9punkt - Die Debattenrundschau vom 15.07.2023 finden Sie hier

Film

Für Außenstehende mag es absurd wirken, dass die 160.000 Mitglieder der US-Schauspielgewerkschaft in den Streik treten (unser erstes Resümee). Sind da in Hollywood nicht alle Multimillionäre? Denkste, schreiben Jürgen Schmieder und David Steinitz in der SZ: "Die US-Filmindustrie besteht natürlich nicht nur aus dieser kleinen Zahl prominenter Besserverdiener. Sondern auch aus Tausenden weniger bekannten Schauspielerinnen und Schauspielern, die sich mühsam und oft unter prekären Umständen von Job zu Job hangeln." Hanns-Georg Rodek liefert dazu Zahlen in der Welt: "Der Mindestlohn liegt für Schauspieler bei 1056 Dollar pro Tag. Das Double für einen Star bringt am Abend 214 Dollar nach Hause, Hintergrundakteure (ohne Dialog) 182 Dollar. Von den 160.000 Mitgliedern der Schauspielergewerkschaft SAG-AFTRA fallen mehr als 90 Prozent in diese Tag-für-Tag-Kategorie. Es ist durchaus üblich, dass zwischen ihrer letzten und ihrer nächsten Rolle Wochen oder sogar Monate liegen. Der durchschnittliche Jahresverdienst solcher Schauspieler liegt laut Gewerkschaftsangaben bei 26.276 Dollar."

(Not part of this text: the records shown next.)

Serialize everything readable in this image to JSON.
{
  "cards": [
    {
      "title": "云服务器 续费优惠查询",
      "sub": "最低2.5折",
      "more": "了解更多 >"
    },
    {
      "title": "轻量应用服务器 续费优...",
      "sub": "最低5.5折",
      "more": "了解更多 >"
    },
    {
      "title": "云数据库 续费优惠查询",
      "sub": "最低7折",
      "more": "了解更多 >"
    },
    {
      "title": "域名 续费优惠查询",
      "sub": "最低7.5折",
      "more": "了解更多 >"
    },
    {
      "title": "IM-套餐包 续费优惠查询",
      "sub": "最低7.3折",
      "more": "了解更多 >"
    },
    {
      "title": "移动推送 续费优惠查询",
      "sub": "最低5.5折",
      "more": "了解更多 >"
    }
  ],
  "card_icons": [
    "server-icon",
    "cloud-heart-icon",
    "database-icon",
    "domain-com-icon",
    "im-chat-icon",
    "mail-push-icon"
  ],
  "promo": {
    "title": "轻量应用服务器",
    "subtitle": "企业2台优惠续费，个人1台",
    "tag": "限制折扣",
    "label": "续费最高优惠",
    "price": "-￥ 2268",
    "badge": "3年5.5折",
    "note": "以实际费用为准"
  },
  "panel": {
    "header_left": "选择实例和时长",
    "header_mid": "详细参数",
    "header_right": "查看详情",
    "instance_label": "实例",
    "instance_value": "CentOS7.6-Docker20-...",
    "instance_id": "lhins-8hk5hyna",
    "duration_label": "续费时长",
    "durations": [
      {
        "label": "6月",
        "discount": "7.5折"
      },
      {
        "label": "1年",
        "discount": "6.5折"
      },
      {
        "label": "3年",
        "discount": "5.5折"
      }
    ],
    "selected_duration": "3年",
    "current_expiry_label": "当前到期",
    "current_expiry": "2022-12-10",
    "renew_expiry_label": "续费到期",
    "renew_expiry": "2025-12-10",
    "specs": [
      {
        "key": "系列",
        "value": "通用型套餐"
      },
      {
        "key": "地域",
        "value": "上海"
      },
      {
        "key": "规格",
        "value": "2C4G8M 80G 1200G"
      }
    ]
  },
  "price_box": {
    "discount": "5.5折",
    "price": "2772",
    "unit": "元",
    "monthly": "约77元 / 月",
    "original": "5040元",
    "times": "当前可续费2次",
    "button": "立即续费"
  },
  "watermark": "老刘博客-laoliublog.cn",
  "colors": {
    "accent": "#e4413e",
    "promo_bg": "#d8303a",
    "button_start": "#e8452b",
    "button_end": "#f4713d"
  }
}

Wie konnte es eigentlich bis zu dieser historischen Streik-Konstellation kommen? Einen Grund nennt Claudius Seidl in der FAZ: "Es geht um das Geld, das die Studios nicht zu haben behaupten, was daher kommt, dass sie sich mit ihren gigantischen Investitionen in eigene Streamingplattformen so heftig verspekuliert haben, dass jetzt an Gagen, Gehältern und Tantiemen so hart gespart worden ist, dass die Streikbereitschaft kaum noch zu bändigen war." Außerdem erklären Bert Rebhandl (Standard) und Jan Bolliger (TA) die Auswirkungen des Streiks.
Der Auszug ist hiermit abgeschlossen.